Audio Flamingo 3 shows that deep audio understanding is not only possible but reproducible and open. By combining the scale, the new training strategies and various data, Nvidia provides a model that listens, includes and the reasons in a way that the previous Lalms could not.


Discover the Paper,, Codes And Model on the embraced face. All the merit of this research goes to researchers in this project.

Ready to connect with 1 million developers / engineers / researchers? Find out how NVIDIA, LG AI Research and the best IA companies operate Marktechpost to reach their target audience (Learn more)

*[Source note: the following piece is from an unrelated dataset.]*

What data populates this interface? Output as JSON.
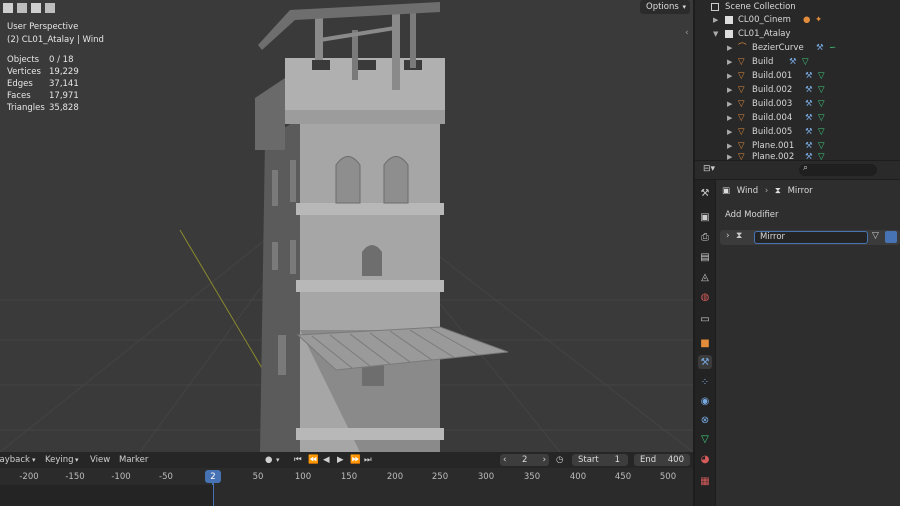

Screen Shot 2021 09 14 at 9.02.24 AM

Asif Razzaq is the CEO of Marktechpost Media Inc .. as a visionary entrepreneur and engineer, AIF undertakes to exploit the potential of artificial intelligence for social good. His most recent company is the launch of an artificial intelligence media platform, Marktechpost, which stands out from its in-depth coverage of automatic learning and in-depth learning news which are both technically solid and easily understandable by a large audience. The platform has more than 2 million monthly views, illustrating its popularity with the public.

Leave a Comment

This site uses Akismet to reduce spam. Learn how your comment data is processed.